Hij zegt: “Ik ben”, Niet “Ik was” maar “Ik ben”. Hij is er! Wat een geruststelling mag dat voor ons zijn, temeer als we ook nog bemoedigd worden “met u”. Niet ver weg van ons maar dichtbij, met ons. En dat niet alleen af en toe maar “alle dagen”. Ook als het ons niet zo goed gaat? Ja, ook dan, ja juist dán mogen we misschien wel zeggen. Hij ziet ons namelijk ook en weet wat we meemaken in ons leven. Soms schijnt het toe ons alsof Hij het niet ziet en zakken in de moeras van pijn en verdriet, alsof Hij het niet ziet. Dan komen onze ‘maars’ naar boven. Dan zeggen we soms zelfs, wanneer iemand ons bemoedigt met het Woord van God: “Ja, maar …”. Het kan ons helpen als we ons herinneren Wie het is in Mattheüs 28, Die tot ons spreekt.

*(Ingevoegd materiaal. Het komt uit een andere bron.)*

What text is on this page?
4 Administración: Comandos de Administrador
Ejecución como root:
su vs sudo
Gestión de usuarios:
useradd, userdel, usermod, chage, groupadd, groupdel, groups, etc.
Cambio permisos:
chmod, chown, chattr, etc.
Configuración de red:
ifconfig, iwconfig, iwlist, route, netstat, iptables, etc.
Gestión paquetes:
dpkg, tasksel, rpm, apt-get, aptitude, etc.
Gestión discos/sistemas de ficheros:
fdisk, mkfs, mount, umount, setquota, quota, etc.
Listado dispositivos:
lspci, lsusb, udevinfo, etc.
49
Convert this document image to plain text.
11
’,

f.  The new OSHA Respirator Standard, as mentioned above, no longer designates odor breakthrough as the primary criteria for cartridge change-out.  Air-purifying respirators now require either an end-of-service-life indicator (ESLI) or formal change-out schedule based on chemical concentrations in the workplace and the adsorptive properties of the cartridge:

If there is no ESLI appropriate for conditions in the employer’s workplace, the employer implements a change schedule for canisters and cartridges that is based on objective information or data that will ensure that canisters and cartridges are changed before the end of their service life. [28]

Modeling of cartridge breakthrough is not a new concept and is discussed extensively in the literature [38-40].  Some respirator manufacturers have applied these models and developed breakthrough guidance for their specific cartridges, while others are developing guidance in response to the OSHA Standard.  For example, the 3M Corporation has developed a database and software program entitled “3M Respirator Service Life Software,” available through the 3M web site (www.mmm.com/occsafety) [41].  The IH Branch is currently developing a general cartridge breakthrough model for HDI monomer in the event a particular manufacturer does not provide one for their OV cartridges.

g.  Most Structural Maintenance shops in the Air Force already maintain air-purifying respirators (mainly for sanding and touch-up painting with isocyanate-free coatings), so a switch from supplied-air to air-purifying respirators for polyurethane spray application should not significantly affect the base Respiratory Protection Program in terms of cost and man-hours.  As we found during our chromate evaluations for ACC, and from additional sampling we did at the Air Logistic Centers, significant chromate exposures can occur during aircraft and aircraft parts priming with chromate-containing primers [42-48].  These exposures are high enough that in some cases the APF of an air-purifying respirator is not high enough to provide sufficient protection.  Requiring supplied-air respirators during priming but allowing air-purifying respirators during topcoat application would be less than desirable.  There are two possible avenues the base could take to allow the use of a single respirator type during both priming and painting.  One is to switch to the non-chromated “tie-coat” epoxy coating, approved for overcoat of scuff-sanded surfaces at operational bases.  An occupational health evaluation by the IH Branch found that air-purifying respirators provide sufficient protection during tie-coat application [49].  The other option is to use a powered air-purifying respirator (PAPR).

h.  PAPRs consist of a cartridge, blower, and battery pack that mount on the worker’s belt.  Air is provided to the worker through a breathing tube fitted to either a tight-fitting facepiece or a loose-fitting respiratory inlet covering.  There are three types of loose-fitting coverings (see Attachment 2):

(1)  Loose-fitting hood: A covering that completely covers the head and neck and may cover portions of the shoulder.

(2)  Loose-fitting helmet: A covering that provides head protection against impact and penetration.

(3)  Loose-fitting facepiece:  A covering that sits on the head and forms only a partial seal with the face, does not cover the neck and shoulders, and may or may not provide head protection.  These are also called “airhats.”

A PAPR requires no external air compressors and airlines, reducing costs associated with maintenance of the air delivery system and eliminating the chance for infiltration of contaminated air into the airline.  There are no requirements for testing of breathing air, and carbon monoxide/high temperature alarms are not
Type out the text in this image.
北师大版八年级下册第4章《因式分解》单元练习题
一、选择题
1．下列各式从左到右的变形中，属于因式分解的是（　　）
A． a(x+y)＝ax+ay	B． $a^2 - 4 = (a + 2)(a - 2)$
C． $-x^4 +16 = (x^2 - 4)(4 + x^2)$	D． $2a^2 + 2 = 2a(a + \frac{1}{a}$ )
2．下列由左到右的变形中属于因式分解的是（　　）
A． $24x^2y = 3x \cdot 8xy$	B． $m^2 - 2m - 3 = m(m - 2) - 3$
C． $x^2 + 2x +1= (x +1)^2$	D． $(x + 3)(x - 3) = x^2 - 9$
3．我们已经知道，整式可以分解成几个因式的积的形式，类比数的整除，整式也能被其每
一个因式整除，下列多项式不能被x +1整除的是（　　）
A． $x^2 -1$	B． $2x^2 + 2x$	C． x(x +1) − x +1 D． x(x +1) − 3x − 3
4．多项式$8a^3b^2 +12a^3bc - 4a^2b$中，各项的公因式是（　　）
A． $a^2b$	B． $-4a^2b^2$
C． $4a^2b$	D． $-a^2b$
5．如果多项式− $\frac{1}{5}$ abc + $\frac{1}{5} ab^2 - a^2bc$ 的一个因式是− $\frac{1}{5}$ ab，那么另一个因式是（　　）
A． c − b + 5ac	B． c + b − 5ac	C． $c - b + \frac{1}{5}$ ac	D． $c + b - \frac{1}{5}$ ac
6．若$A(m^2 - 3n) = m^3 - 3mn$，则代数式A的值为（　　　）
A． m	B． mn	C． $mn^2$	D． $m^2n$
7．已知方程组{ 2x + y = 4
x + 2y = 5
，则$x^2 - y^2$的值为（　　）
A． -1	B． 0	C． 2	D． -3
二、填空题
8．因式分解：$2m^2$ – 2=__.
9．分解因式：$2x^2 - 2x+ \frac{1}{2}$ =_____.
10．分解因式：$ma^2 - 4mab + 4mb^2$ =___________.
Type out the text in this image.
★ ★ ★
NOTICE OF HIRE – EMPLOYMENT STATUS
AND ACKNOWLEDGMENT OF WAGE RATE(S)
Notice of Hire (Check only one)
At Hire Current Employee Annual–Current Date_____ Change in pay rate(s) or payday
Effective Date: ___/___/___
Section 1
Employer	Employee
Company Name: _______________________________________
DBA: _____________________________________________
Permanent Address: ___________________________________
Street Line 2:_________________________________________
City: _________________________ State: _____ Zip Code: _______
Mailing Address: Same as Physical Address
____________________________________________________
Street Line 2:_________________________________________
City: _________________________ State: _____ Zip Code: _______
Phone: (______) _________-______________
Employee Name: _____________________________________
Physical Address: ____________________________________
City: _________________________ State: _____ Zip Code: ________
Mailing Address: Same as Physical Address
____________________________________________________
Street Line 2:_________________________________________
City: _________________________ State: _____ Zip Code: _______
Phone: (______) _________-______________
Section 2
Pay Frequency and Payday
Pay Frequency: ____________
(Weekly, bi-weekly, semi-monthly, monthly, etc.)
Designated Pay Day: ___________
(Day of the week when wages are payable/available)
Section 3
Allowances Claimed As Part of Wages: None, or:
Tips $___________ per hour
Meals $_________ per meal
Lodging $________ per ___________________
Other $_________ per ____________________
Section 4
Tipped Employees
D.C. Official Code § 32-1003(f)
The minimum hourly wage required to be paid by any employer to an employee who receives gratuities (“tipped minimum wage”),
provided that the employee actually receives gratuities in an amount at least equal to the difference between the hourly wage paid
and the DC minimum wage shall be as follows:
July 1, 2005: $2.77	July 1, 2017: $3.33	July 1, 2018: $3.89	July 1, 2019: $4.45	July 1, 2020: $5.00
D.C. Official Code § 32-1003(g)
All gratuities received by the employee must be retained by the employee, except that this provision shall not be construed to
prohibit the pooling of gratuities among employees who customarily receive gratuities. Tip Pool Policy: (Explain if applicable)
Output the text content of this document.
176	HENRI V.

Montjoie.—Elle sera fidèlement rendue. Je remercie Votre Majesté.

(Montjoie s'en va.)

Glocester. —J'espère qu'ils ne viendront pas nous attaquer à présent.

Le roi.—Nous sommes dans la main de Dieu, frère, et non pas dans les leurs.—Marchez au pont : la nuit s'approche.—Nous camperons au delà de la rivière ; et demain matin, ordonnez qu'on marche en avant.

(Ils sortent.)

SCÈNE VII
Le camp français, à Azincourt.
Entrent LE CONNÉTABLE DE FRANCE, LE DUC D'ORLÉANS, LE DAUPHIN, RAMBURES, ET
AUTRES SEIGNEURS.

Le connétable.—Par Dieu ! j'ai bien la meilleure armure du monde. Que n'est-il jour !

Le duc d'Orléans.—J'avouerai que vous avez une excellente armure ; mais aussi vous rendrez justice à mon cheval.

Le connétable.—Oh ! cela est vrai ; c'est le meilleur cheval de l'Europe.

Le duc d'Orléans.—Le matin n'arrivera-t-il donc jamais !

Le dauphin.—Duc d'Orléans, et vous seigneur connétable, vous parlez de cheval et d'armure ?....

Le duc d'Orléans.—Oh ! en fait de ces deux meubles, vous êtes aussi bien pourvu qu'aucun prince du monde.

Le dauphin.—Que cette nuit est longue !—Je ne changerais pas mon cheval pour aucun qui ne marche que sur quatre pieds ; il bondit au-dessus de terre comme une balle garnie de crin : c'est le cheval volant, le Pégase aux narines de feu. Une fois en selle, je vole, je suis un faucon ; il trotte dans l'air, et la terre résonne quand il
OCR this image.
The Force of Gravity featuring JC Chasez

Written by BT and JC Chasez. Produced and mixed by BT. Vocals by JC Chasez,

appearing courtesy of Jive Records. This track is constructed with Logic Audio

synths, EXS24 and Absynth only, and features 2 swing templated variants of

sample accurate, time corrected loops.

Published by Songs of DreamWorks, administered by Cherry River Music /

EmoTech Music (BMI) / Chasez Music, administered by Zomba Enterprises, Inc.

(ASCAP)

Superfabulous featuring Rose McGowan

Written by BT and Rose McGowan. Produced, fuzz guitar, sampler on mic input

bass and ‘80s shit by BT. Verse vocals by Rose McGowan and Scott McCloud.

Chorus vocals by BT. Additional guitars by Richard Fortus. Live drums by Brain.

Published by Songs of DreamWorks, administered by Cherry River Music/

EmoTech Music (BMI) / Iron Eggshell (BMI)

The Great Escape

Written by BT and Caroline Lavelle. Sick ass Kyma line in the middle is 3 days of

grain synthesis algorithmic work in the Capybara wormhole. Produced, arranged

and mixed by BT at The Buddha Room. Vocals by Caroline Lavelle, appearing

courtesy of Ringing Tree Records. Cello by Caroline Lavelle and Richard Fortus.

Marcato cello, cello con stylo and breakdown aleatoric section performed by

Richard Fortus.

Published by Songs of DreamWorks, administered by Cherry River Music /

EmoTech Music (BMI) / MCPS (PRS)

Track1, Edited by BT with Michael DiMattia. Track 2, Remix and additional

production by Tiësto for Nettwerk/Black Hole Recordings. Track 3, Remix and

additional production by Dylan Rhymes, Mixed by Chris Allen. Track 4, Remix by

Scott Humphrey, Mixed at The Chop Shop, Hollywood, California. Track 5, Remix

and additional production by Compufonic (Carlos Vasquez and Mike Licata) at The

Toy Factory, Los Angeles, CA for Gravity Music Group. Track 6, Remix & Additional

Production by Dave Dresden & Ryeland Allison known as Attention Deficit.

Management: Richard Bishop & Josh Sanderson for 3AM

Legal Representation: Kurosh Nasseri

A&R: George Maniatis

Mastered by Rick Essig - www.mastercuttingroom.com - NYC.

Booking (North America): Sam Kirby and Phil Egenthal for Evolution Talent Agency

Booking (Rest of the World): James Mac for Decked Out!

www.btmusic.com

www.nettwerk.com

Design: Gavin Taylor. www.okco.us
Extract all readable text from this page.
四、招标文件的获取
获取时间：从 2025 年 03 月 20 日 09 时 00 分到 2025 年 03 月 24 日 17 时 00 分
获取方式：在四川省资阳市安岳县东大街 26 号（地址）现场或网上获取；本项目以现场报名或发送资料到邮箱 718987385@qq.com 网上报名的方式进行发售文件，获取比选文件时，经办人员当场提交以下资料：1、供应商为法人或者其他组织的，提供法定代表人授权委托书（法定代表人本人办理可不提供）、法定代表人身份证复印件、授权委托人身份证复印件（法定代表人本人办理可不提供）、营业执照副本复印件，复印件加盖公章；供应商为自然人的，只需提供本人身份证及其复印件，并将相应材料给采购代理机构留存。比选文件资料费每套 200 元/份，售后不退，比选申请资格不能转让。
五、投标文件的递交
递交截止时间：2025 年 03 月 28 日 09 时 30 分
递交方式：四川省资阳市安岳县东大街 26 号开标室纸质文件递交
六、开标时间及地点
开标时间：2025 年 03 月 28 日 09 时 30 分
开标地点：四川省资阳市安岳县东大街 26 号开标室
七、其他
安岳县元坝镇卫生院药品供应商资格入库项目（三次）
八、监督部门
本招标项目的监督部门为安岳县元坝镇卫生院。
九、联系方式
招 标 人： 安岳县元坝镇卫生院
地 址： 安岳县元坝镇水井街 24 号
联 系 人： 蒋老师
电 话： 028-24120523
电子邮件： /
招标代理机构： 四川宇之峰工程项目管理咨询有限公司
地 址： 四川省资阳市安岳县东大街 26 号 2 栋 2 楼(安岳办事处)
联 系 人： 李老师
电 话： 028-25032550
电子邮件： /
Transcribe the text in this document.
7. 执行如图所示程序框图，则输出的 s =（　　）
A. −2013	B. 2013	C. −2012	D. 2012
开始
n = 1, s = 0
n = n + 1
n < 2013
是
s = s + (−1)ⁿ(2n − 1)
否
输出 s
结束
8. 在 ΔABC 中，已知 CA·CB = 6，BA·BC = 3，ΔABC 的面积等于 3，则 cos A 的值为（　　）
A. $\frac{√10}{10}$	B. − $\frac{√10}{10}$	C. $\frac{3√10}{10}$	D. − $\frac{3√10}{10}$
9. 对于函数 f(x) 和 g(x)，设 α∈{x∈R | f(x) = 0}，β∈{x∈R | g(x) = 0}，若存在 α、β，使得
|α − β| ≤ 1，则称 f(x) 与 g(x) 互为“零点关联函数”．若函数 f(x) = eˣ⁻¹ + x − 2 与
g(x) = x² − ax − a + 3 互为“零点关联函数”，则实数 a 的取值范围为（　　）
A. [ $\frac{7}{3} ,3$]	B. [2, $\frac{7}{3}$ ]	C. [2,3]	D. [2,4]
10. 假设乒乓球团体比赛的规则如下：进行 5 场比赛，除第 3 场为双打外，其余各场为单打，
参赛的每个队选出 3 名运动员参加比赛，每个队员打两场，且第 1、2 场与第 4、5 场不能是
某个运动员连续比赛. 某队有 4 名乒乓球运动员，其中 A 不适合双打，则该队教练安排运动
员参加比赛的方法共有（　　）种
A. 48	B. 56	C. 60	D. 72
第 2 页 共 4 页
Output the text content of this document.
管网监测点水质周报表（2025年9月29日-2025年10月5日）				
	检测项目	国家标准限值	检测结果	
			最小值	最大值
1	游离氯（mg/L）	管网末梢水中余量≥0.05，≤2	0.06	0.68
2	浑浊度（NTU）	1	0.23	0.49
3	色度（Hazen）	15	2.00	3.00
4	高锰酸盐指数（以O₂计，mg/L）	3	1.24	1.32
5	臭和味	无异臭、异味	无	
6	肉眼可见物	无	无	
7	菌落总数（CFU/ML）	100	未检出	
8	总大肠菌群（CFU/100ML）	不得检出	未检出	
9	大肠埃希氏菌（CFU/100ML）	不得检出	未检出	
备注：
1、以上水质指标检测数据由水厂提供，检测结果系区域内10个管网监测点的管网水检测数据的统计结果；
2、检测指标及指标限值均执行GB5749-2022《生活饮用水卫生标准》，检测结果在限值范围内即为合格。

Hij heeft overigens gelukkig nog veel meer gezegd in Gods Woord, dat ons bemoedigen kan en ons kan ‘optillen’ uit het moeras. Daarbij denk ik onder andere aan de volgende passages uit de Hebreeën-brief en uit het Mattheüs-evangelie.
“Daar wij nu een grote hogepriester hebben, die de hemelen is doorgegaan, Jezus, de Zoon van God, laten wij de belijdenis vasthouden.
Want wij hebben niet een hogepriester die niet met onze zwakheden kan mee lijden kan, maar [Éen] die in alle dingen verzocht is als wij, met uitzondering van de zonde.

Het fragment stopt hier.